Over that period, the SNP’s stewardship of many key public services has been derisory and this is perhaps most evident when it comes to the NHS.

The NHS is our most cherished public service but it is now in a state of crisis as more than 840,000 Scots are on a waiting list, there has been a failure to meet the 62-day cancer referral standard since the final quarter of 2012 and with many people struggling to secure timely access to GP services.

In A&E, waiting times for thousands of patients are far too long. 

Since 2007, the national standard for A&E has been that 95% of patients who present at hospital should be admitted, discharged or transferred no later than four hours after their arrival.

Public Health Scotland – the national public health body – produces monthly statistics on A&E performance for all health boards and hospitals across the country. For the NHS Greater Glasgow and Clyde health board region, the numbers make for grim reading.

As the end of the SNP’s first full year in office approached, the four-hour target had been met for 97.8% of patients within the Greater Glasgow region in April 2008.

The most recent monthly statistics from Public Health Scotland cover April 2024 and the data shows that in NHS Greater Glasgow and Clyde, a total of 70.1% of patients received care at A&E in a four-hour period.

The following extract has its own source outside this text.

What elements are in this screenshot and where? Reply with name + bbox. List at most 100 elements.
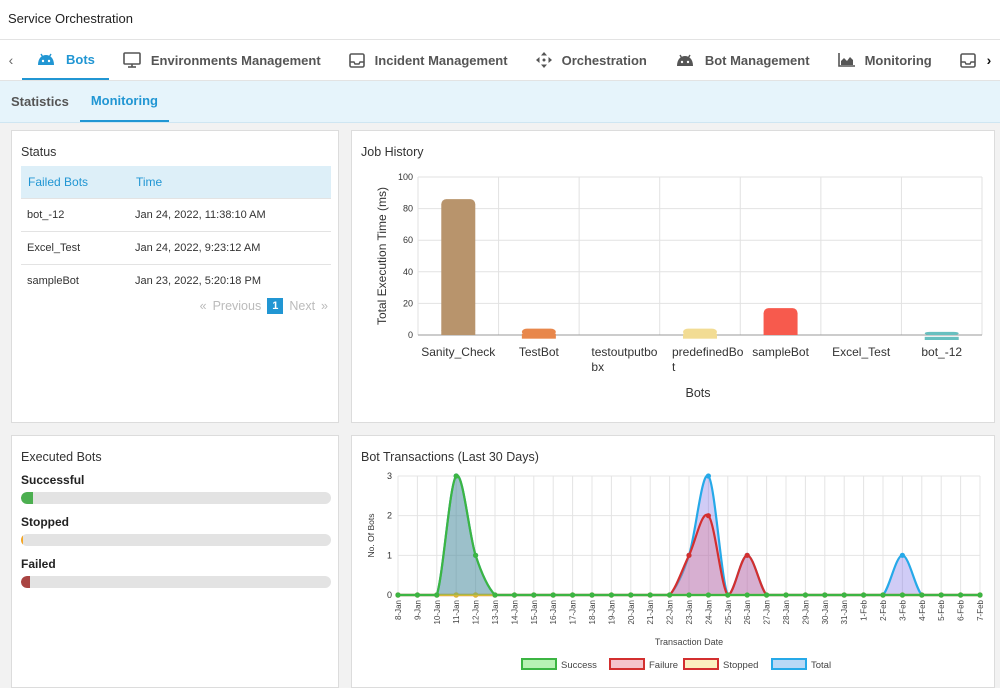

Comparing April 2008 to April 2024, the statistics show that there has been a huge 27.7% decline in the number of patients who were seen at A&E within the four-hour standard.

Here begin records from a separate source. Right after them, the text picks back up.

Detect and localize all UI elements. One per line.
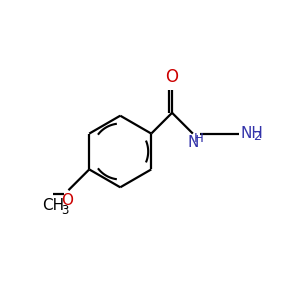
Text: O: O (61, 193, 73, 208)
Text: NH: NH (241, 126, 264, 141)
Text: O: O (166, 68, 178, 86)
Text: 2: 2 (253, 130, 261, 143)
Text: CH: CH (42, 198, 64, 213)
Text: N: N (187, 135, 199, 150)
Text: H: H (194, 132, 204, 146)
Text: 3: 3 (61, 204, 68, 217)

This data is a very serious concern and on the SNP’s watch, the long-term direction of A&E performance in Greater Glasgow is one of significantly more patients having to endure longer waits before receiving healthcare.

In April 2015, the Queen Elizabeth University Hospital – initially named as the South Glasgow University Hospital – opened its doors to patients for the first time.

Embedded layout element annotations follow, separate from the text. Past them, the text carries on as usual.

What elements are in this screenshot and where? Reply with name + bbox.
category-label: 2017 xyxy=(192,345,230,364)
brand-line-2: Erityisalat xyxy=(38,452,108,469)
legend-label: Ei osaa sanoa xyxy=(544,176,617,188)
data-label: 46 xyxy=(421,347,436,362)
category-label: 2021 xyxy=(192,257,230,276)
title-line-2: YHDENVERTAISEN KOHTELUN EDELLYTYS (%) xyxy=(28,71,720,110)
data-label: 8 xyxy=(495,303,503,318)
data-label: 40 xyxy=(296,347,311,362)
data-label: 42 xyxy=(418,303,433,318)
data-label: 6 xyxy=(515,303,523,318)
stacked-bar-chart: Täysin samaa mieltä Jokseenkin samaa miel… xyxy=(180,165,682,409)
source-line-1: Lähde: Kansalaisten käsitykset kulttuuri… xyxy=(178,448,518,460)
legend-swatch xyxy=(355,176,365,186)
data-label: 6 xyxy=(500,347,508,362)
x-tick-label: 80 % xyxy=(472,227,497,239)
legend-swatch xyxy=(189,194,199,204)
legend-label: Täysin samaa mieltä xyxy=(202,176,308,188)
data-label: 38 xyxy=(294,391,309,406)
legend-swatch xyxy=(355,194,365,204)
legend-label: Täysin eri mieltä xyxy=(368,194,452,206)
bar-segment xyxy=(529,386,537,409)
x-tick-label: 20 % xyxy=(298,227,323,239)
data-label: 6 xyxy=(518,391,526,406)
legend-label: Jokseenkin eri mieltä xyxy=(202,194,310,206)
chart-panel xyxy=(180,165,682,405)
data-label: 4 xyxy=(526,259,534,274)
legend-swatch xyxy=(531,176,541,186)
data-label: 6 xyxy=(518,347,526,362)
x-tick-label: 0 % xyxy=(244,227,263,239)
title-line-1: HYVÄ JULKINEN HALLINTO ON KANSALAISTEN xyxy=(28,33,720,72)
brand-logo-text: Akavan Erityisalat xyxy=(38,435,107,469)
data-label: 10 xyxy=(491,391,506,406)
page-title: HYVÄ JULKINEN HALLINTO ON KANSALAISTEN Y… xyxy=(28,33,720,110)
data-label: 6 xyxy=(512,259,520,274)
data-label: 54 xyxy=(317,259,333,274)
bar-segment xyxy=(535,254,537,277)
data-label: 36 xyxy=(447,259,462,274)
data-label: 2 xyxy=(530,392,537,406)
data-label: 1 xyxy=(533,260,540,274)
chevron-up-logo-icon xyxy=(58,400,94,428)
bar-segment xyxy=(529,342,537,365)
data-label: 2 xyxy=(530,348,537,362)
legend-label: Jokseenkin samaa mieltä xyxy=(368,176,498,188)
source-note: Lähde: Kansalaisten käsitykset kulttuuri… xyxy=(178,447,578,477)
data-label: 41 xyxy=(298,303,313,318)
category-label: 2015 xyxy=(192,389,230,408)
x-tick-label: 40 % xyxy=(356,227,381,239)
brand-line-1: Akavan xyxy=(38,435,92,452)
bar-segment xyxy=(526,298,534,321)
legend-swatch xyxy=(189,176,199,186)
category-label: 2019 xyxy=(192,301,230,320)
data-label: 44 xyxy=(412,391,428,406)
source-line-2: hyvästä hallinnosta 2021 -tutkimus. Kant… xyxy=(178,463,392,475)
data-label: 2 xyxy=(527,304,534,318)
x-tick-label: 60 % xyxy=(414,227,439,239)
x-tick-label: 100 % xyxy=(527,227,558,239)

One year after its opening and 89.2% of patients were seen within four-hours over the month of April 2016.

Fast forward eight years and the Public Health Scotland data highlights that in April 2024, the four-hour target was met for only 55.2% of patients –  a massive 34% drop compared with the same period in 2016 and 40% lower than the national standard for A&E.

That is an intolerable situation.

Dire workforce planning from the SNP for our NHS and the failure of a flimsy recovery plan produced in 2021 means that thousands of patients are being forced to suffer excessive waits at A&E.

Scottish Conservatives have consistently challenged the SNP on the unacceptable A&E waiting times performance and we will continue to hold the Nationalists to account for their track record of failure on this issue.

The SNP simply must get a grip on the challenges facing A&E services in Greater Glasgow and across Scotland.